Anything that contributes to the productive work, such as a person, an expertise, or a piece of equipment, is considered a resource. These elements are allocated and scheduled to achieve the synchronization of resources along a production or product development timeline. This is called leveling, because in the optimally efficient arrangement, each resource is level in conjunction with the other resources according to start and finish dates on a bar chart.
Resource load charts visually illustrate a technical performance measure along a timeline, illustrating which tasks are dependent upon others in order for the work to be completed properly. Tasks that have dependencies upon other tasks are often detailed in a Gantt chart, which uses horizontal lines to illustrate those dependencies. Pinning down variables and adjusting production to constraints are both part of a technical performance assessment.
A technical performance measure may involve a multivariate or combinatorial analysis. Both measurements assess the impact of multiple variables in a production scheme. Combinatorial considers the dynamics of groups of people and processes interacting in an endeavor. A Multivariate analysis looks at each variable individually.
A company plans to design a prototype, and then to take that prototype into mass production. A design engineer may work as part of a team that would include a product designer, a researcher, and a quality control manager. This is an illustration of how technical performance measures might operate in a work setting.
At various stages of the process, an aspect of the designer's work would be dependent upon the researcher, and the quality control manager's work would be dependent upon the designer. A Gantt chart may show that one member of the dependent threesome on average is idle 20 percent of the time while waiting on another team member to complete a task. By applying statistical analysis to the dependencies, a manager can make adjustments and level the workload or scheduling to eliminate idle time.

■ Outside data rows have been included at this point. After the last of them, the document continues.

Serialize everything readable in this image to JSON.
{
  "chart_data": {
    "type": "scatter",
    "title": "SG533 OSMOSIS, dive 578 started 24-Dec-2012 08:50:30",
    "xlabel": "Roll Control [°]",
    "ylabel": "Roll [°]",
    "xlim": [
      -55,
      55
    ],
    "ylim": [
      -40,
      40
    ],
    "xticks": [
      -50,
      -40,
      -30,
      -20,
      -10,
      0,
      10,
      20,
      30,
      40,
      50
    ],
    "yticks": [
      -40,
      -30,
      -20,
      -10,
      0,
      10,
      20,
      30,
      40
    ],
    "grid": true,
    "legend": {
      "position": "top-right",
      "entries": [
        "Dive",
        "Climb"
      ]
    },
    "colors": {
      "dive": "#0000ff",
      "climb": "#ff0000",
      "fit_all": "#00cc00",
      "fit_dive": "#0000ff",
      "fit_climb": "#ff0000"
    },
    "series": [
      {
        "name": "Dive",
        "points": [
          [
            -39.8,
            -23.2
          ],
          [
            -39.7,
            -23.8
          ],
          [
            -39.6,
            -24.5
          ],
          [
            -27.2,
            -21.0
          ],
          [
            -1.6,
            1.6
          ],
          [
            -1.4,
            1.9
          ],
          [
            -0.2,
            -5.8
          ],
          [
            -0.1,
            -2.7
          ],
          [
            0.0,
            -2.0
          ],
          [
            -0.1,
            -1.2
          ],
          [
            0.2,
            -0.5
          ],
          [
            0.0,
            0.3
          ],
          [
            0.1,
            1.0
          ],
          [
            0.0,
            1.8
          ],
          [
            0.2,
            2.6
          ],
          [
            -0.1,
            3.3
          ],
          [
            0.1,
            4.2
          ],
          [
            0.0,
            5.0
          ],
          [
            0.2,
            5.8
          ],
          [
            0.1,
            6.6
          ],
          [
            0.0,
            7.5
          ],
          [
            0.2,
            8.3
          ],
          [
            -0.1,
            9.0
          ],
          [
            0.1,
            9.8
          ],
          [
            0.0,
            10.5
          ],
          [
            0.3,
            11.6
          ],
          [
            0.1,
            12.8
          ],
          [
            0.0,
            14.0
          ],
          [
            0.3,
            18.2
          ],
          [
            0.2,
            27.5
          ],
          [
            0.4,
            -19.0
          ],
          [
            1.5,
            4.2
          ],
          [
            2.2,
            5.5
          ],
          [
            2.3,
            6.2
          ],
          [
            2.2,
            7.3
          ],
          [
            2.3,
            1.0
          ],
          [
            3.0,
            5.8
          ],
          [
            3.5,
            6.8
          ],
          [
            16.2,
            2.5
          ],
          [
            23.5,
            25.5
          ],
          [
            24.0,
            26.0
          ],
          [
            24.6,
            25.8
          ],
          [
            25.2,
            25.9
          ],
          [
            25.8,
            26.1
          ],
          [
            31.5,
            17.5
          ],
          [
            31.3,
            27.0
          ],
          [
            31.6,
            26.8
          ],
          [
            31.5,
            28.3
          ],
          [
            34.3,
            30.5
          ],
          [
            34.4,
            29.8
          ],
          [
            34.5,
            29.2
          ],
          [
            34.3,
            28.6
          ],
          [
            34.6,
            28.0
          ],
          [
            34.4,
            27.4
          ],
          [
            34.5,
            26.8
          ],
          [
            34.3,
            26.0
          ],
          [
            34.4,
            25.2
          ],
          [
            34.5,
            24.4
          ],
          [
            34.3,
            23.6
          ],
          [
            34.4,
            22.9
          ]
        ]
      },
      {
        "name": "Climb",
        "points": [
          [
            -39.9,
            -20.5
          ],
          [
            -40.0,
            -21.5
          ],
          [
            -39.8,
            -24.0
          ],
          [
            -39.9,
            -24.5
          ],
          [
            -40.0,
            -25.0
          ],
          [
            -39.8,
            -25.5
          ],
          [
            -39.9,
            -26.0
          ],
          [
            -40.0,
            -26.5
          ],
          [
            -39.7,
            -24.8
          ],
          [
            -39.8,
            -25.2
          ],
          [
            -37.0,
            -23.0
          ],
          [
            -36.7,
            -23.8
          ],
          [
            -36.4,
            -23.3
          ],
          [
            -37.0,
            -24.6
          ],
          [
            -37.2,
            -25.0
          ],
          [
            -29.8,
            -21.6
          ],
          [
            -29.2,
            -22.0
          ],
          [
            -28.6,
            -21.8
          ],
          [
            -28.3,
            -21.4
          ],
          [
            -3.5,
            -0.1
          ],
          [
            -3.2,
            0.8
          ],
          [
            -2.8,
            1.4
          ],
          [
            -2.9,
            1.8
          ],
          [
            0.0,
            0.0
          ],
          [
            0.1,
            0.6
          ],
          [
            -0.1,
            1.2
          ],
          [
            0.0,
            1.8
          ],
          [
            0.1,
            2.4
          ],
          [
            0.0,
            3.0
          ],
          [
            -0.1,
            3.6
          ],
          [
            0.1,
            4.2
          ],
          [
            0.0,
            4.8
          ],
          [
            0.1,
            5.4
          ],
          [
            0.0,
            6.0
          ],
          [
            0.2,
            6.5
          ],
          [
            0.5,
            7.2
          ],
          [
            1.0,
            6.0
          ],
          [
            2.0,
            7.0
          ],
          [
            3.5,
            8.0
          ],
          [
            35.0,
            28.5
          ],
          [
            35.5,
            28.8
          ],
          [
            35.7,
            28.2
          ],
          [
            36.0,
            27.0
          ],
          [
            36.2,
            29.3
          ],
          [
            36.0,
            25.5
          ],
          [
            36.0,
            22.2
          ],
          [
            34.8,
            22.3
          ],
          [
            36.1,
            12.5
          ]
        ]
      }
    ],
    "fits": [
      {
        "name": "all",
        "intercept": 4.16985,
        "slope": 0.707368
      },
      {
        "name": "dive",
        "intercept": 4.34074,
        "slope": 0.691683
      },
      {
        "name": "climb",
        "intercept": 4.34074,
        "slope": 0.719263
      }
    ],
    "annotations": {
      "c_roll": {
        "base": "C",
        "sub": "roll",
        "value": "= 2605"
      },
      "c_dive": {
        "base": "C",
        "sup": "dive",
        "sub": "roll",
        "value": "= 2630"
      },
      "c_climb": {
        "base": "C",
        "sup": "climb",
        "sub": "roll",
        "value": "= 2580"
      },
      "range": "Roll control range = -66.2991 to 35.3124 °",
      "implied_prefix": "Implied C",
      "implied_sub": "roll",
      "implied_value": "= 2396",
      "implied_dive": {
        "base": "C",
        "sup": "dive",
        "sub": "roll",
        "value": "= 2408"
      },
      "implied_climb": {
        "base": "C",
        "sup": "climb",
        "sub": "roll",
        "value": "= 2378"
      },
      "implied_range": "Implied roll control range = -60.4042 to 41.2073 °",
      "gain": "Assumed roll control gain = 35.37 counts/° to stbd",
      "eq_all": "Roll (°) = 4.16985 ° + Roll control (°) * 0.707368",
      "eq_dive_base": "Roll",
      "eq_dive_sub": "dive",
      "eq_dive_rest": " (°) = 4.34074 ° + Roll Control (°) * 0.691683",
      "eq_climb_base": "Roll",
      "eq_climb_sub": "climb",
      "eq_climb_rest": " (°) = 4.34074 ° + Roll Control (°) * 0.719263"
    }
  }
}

When changes occur in product design, personnel, or equipment due to constraints, a technical performance measure would look at the risk the change creates. In a technical performance measuring system, costs, productivity and scheduling are assigned a measure of weight that corresponds to how many resources those factors respectively consume. In order to optimize technical performance, a manager would assign weight to each factor. Combinatorial, or multivariate measures can then be used to reassign more or less weight to each factor in the process.